- Catt
- Coordinates: 31°54′22″S 133°19′19″E﻿ / ﻿31.906°S 133.322°E
- Country: Australia
- State: South Australia
- Established: 17 January 1889

Area
- • Total: 388.7 km^{2} (150.1 sq mi)
- County: Way
Lands administrative divisions around Catt
| pastoral unincorporated | pastoral unincorporated | pastoral unincorporated |
| Bagster | Catt | O'Loughlin |
| Keith | Horn Bartlett | Moule |

= Hundred of Catt =

The Hundred of Catt is a cadastral hundred in the County of Way, South Australia established in 1889. It was named for Alfred Catt, member of the state parliament from 1881 to 1902.

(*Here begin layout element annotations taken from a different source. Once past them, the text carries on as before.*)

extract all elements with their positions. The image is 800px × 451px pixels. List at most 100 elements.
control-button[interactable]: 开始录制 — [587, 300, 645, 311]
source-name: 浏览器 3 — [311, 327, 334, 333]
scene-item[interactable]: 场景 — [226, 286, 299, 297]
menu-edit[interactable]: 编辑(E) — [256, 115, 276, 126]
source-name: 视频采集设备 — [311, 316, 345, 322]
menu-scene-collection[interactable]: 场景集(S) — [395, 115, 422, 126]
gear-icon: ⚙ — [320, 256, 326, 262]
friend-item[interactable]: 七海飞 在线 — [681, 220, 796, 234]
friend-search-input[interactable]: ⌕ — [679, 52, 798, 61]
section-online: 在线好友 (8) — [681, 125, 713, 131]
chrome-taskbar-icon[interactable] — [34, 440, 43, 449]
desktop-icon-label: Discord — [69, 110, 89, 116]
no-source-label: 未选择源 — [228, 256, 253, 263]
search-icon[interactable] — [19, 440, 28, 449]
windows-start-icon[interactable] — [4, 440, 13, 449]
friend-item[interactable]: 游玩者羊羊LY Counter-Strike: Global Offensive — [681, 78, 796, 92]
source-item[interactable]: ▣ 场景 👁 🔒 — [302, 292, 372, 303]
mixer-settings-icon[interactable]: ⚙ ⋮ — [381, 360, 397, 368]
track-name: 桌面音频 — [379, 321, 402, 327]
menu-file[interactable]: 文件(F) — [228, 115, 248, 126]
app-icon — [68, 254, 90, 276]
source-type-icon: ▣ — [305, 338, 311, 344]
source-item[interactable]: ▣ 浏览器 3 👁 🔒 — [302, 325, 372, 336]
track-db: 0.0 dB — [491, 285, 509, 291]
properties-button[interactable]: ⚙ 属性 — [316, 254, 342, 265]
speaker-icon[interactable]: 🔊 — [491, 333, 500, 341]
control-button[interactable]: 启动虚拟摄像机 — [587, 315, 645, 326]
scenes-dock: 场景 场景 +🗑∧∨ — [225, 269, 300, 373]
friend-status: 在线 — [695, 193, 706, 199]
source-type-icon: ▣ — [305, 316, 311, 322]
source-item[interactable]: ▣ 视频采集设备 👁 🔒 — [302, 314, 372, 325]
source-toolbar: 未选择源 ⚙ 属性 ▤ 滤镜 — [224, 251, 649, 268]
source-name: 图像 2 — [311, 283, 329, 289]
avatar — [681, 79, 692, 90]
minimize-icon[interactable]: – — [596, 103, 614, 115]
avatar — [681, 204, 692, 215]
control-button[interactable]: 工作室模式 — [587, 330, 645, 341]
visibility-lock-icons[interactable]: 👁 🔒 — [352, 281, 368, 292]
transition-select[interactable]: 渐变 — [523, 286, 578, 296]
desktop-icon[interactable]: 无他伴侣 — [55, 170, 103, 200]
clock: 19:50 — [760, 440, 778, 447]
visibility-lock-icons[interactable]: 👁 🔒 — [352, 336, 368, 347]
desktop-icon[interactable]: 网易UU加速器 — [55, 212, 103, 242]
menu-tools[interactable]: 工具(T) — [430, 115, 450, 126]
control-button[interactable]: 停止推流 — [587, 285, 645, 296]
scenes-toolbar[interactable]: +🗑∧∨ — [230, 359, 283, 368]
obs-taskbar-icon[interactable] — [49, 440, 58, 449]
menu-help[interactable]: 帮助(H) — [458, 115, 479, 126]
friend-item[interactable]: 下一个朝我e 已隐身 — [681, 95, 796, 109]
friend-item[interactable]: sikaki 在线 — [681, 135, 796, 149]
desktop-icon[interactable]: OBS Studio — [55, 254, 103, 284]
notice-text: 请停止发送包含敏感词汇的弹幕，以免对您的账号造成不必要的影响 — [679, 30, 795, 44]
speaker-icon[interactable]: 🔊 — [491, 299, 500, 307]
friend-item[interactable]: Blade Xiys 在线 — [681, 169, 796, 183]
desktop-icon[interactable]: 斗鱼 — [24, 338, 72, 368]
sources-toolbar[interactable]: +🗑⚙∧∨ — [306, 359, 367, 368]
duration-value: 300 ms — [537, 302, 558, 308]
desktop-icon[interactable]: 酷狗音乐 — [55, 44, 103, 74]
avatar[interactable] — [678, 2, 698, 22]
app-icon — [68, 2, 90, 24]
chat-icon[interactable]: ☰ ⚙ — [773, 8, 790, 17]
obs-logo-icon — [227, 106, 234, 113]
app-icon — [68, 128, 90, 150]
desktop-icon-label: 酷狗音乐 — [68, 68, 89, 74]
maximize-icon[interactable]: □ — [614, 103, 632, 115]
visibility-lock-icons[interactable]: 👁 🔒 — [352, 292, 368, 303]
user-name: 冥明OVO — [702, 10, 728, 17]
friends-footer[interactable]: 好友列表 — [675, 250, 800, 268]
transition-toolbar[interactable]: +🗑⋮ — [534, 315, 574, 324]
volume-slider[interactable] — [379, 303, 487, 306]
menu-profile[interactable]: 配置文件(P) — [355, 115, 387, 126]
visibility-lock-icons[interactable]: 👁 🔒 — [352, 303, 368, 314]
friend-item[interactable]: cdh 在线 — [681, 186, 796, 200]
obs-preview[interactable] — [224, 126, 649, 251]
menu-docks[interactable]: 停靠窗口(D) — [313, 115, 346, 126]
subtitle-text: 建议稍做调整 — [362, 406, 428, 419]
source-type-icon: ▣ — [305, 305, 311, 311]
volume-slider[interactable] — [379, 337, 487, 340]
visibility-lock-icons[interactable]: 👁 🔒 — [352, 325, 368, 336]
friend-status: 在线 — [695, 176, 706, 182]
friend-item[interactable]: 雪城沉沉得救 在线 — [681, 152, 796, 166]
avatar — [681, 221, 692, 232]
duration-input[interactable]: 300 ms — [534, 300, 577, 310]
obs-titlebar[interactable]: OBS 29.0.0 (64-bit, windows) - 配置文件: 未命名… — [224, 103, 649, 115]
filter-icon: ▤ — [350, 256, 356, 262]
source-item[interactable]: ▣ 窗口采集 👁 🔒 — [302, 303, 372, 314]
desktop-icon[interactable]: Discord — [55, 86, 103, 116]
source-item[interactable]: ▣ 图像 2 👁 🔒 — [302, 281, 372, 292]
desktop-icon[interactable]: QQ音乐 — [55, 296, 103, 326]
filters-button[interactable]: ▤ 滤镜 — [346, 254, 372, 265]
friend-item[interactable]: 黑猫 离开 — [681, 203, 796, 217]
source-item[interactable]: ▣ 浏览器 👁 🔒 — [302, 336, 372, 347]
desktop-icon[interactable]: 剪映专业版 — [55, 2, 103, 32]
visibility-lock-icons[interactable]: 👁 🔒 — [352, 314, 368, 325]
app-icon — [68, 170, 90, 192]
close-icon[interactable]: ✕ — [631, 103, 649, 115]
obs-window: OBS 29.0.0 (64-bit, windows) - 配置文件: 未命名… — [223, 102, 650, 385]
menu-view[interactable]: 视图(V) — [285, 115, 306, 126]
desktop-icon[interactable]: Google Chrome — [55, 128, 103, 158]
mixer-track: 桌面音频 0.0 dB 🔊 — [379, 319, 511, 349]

The Hundred of Catt (together with the Hundreds of Bartlett, Horn and Moule) were surveyed for closer settlement by William Richard Murray, E B Jones and H J Cant between Nov. 1888 and June 1889.

The centre of the hundred is 10 km due west of Koonibba Mission and about 44 km west north west of Ceduna by road, on the far west coast of South Australia. Part of the northern boundary of the hundred shared with Yumbarra Conservation Park.

Localities within the hundred are Watraba (most part), White Well Corner, Koonibba (part), and Uworra.

The traditional owners of the land within the hundred are the Wirangu people.